As is my tradition, I will be voting as soon as the polls open, at 6 a.m. It’s not just that I am anxious to vote or want to get it over with. It’s that, if I cast my ballot early enough, they won’t call me to make sure I get out there. Better get my wife to vote before work, too. I’m voting for an annoyingly large number of incumbents, which is NOT my tradition, historically.

It’s occurred to me that the US has, almost, become a de facto parliamentary system. Someone like Arlen Specter, who died last month, was a fairly moderate-to-conservative Republican from Pennsylvania, who annoyed members of both parties with his actions on the Senate Judiciary Committee, blocking the nomination of Robert Bork, but allowing for the ascent of Clarence Thomas to the US Supreme Court, brutalizing Thomas accuser Anita Hill in the process.
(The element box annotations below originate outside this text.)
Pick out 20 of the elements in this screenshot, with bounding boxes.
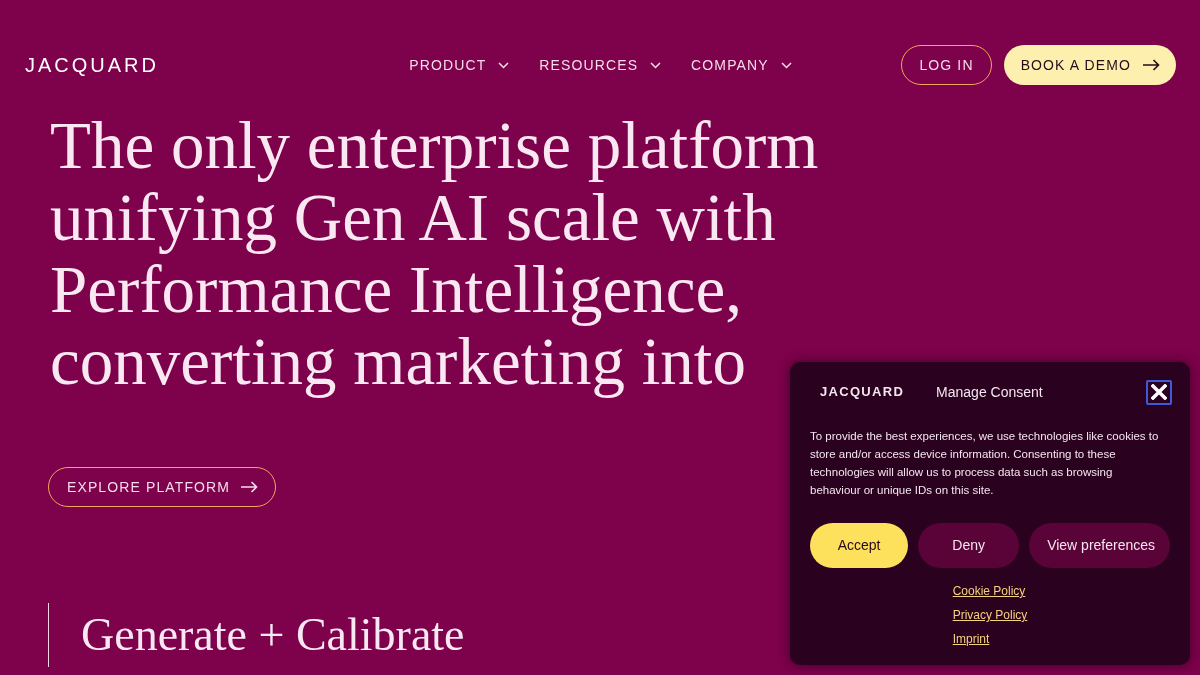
consent-text: To provide the best experiences, we use technologies like cookies to store and/or access device information. Consenting to these technologies will allow us to process data such as browsing behaviour or unique IDs on this site. [810,429,1160,498]
consent-button[interactable]: View preferences [1029,523,1170,568]
consent-button[interactable]: Deny [918,523,1020,568]
policy-link[interactable]: Cookie Policy [952,582,1026,600]
nav-menu-item[interactable]: RESOURCES [539,54,662,76]
policy-link[interactable]: Imprint [952,630,990,648]
section-heading: Generate + Calibrate [81,612,465,658]
headline: The only enterprise platform unifying Gen AI scale with Performance Intelligence, converting marketing into [50,109,819,397]
close-icon [1151,384,1167,400]
logo[interactable]: JACQUARD [25,55,159,75]
close-button[interactable] [1146,379,1172,405]
consent-brand: JACQUARD [820,383,905,402]
policy-link[interactable]: Privacy Policy [952,606,1028,624]
nav-menu-item[interactable]: COMPANY [691,54,792,76]
book-demo-button[interactable]: BOOK A DEMO [1003,45,1176,85]
arrow-right-icon [241,481,259,493]
nav-menu-item[interactable]: PRODUCT [409,54,510,76]
accept-button[interactable]: Accept [810,523,909,568]
arrow-right-icon [1143,59,1160,71]
consent-title: Manage Consent [936,382,1043,402]
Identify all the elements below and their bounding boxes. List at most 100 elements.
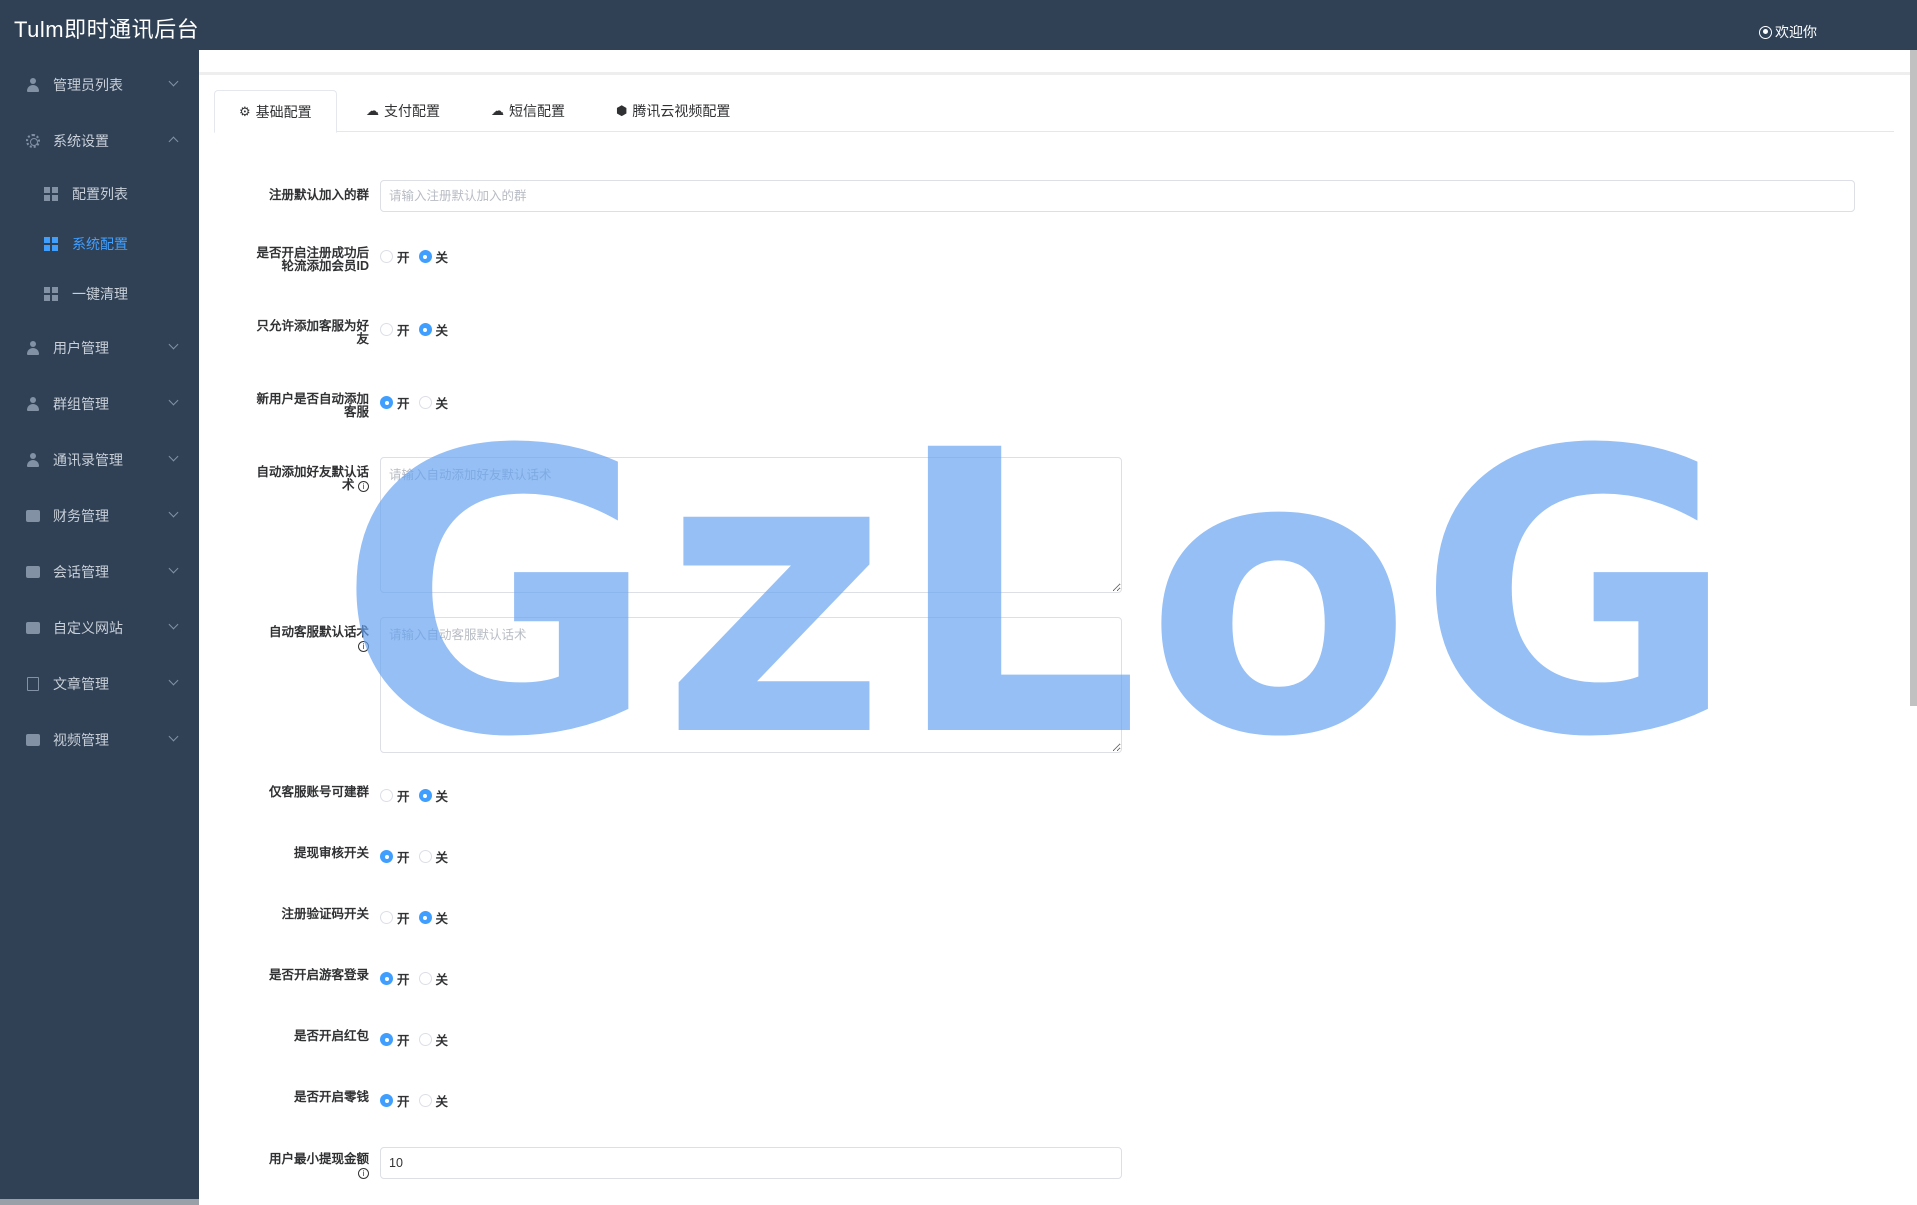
sidebar-item-label: 管理员列表 [53,77,123,93]
radio-on[interactable]: 开 [380,969,410,988]
sidebar-item-contacts-management[interactable]: 通讯录管理 [0,432,199,488]
sidebar-item-article-management[interactable]: 文章管理 [0,656,199,712]
field-label: 只允许添加客服为好友 [256,319,369,346]
field-label: 新用户是否自动添加 客服 [256,392,369,419]
radio-off[interactable]: 关 [418,1030,448,1049]
cloud-upload-icon: ☁ [491,103,504,118]
tab-basic-config[interactable]: ⚙ 基础配置 [214,90,337,133]
sidebar-subitem-label: 一键清理 [72,286,128,302]
gear-icon: ⚙ [239,103,251,119]
wallet-icon [25,509,40,524]
radio-off[interactable]: 关 [418,969,448,988]
default-group-input[interactable] [380,180,1855,212]
chevron-up-icon [168,136,179,147]
sidebar-subitem-label: 配置列表 [72,186,128,202]
sidebar-subitem-system-config[interactable]: 系统配置 [0,219,199,269]
field-label: 自动客服默认话术 i [268,625,369,652]
service-create-group-radio-group: 开 关 [380,786,457,805]
video-icon [25,733,40,748]
chevron-down-icon [168,619,179,630]
document-icon [25,677,40,692]
sidebar-item-user-management[interactable]: 用户管理 [0,320,199,376]
rotate-member-radio-group: 开 关 [380,247,457,266]
sidebar-subitem-config-list[interactable]: 配置列表 [0,169,199,219]
sidebar-item-finance-management[interactable]: 财务管理 [0,488,199,544]
auto-add-service-radio-group: 开 关 [380,393,457,412]
radio-on[interactable]: 开 [380,1091,410,1110]
sidebar-item-admin-list[interactable]: 管理员列表 [0,57,199,113]
sidebar-item-custom-website[interactable]: 自定义网站 [0,600,199,656]
grid-icon [44,237,58,251]
sidebar-item-group-management[interactable]: 群组管理 [0,376,199,432]
user-circle-icon [1759,25,1772,39]
tab-label: 基础配置 [255,103,312,120]
welcome-text: 欢迎你 [1775,24,1817,40]
radio-off[interactable]: 关 [418,847,448,866]
radio-off[interactable]: 关 [418,320,448,339]
vertical-scrollbar[interactable] [1910,50,1917,706]
radio-off[interactable]: 关 [418,1091,448,1110]
change-radio-group: 开 关 [380,1091,457,1110]
radio-on[interactable]: 开 [380,847,410,866]
group-icon [25,397,40,412]
radio-on[interactable]: 开 [380,247,410,266]
cube-icon: ⬢ [616,103,628,118]
sidebar-subitem-one-click-clean[interactable]: 一键清理 [0,269,199,319]
field-label: 是否开启红包 [293,1029,369,1043]
radio-off[interactable]: 关 [418,247,448,266]
tab-sms-config[interactable]: ☁ 短信配置 [467,90,589,132]
person-icon [25,453,40,468]
chat-icon [25,565,40,580]
horizontal-scrollbar[interactable] [0,1199,199,1205]
radio-on[interactable]: 开 [380,786,410,805]
sidebar-subitem-label: 系统配置 [72,236,128,252]
chevron-down-icon [168,731,179,742]
field-label: 自动添加好友默认话术 i [256,465,369,492]
auto-friend-script-textarea[interactable] [380,457,1122,593]
sidebar: 管理员列表 系统设置 配置列表 系统配置 一键清理 用户管理 群组管理 通讯录管… [0,50,199,1205]
person-icon [25,341,40,356]
user-menu[interactable]: 欢迎你 [1759,22,1817,42]
only-service-friend-radio-group: 开 关 [380,320,457,339]
guest-login-radio-group: 开 关 [380,969,457,988]
auto-service-script-textarea[interactable] [380,617,1122,753]
sidebar-item-label: 视频管理 [53,732,109,748]
radio-off[interactable]: 关 [418,393,448,412]
field-label: 仅客服账号可建群 [268,785,369,799]
grid-icon [44,287,58,301]
grid-icon [44,187,58,201]
sidebar-item-session-management[interactable]: 会话管理 [0,544,199,600]
radio-on[interactable]: 开 [380,1030,410,1049]
field-label: 用户最小提现金额 i [268,1152,369,1179]
radio-off[interactable]: 关 [418,786,448,805]
sidebar-item-label: 系统设置 [53,133,109,149]
sidebar-item-video-management[interactable]: 视频管理 [0,712,199,768]
radio-on[interactable]: 开 [380,393,410,412]
person-icon [25,78,40,93]
chevron-down-icon [168,675,179,686]
tab-label: 短信配置 [509,103,565,119]
field-label: 是否开启注册成功后 轮流添加会员ID [256,246,369,273]
radio-on[interactable]: 开 [380,908,410,927]
sidebar-item-label: 用户管理 [53,340,109,356]
sidebar-item-label: 文章管理 [53,676,109,692]
withdraw-review-radio-group: 开 关 [380,847,457,866]
field-label: 注册验证码开关 [281,907,369,921]
tab-payment-config[interactable]: ☁ 支付配置 [342,90,464,132]
chevron-down-icon [168,395,179,406]
tab-tencent-video-config[interactable]: ⬢ 腾讯云视频配置 [592,90,754,132]
radio-on[interactable]: 开 [380,320,410,339]
sidebar-item-system-settings[interactable]: 系统设置 [0,113,199,169]
min-withdraw-input[interactable] [380,1147,1122,1179]
chevron-down-icon [168,76,179,87]
sidebar-item-label: 自定义网站 [53,620,123,636]
app-title: Tulm即时通讯后台 [14,17,200,42]
sidebar-item-label: 会话管理 [53,564,109,580]
register-captcha-radio-group: 开 关 [380,908,457,927]
info-icon: i [358,641,369,652]
radio-off[interactable]: 关 [418,908,448,927]
field-label: 是否开启零钱 [293,1090,369,1104]
field-label: 提现审核开关 [293,846,369,860]
chevron-down-icon [168,563,179,574]
monitor-icon [25,621,40,636]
When he became a Democrat in 2009, he hadn’t moved to the left; his former party had lurched to the right. I might have voted for him.

If I were living in Massachusetts, and Elizabeth Warren (D) weren’t running, I might have considered selecting Scott Brown for US Senate. As Republicans go these days, he’s relatively moderate. But then again, his re-election would have implications on party control of the Senate, so maybe not. In the olden days, even 20 years ago, bipartisanship and “working across the aisle” weren’t seen as traitorous behaviors.

Massachusetts, generally a Democratic state in recent decades, nevertheless has had a tradition of electing moderate Republicans. Edward Brooke was the first black member of the US Senate since the Reconstruction period after the US Civil War, serving from 1967 to 1979. And moderate Mitt Romney was governor from 2003 to 2007. Whatever happened to THAT guy, anyway?

I heard that 80% of the people voting for Obama or Romney this year will vote for the Senate candidate of the same party. And it’s 90% in House races. We’ve returned to straight-party voting in the US, which I understand, but don’t see as a necessarily good thing.

Here are my predictions: Wednesday at 11:59 p.m., we STILL won’t know who the winner is; might be days. Or weeks. Ultimately, Obama wins, with less than 50% of the popular vote, and the Republicans spend the next four years bemoaning that fact.